Ringfort (Rath), Knocknaman, Co. Kerry
Co. Kerry |
Ringforts
Some ancient enclosures announce themselves with dramatic earthworks or commanding views.
The rath at Knocknaman in County Kerry does the opposite. Set in pasture on a south-facing slope, it survives now only as a faint circular smudge in the landscape, a ghostly ring roughly 55 metres across, its earthen bank barely a tenth of a metre high and in places no more than intermittent. It is the kind of feature that a grazing animal would walk across without noticing.
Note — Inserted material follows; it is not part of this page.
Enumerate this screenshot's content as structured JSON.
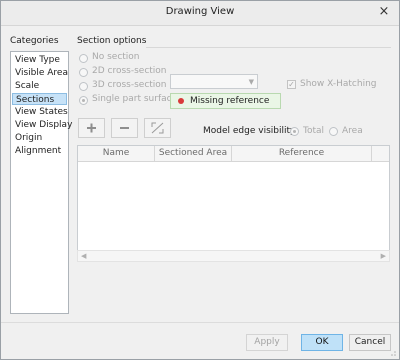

A rath is an early medieval ringfort, typically a circular enclosure defined by one or more earthen banks and ditches, used as a farmstead and enclosure for livestock. The Knocknaman example was, according to local memory, deliberately levelled at some point, an act of agricultural clearance that was common enough across Ireland as land was brought more fully into tillage or improved pasture. What makes the site quietly interesting is the record of its gradual disappearance across successive Ordnance Survey maps. The 1846 six-inch survey recorded it as a circular enclosure of around 35 metres in diameter. By the 1895 edition, it appeared as a roughly circular raised area of around 45 metres, with an external fosse, a ditch running around the outside, visible from the north to the south-east. By the time ground survey was carried out more recently, the visible diameter had grown to 55 metres, a counter-intuitive expansion that likely reflects the spreading and flattening of the bank material over time rather than any growth of the monument itself. Each successive measurement captures a site in the process of being erased, and the comparison across those three moments gives a rare kind of slow-motion record of how a ringfort disappears into a field.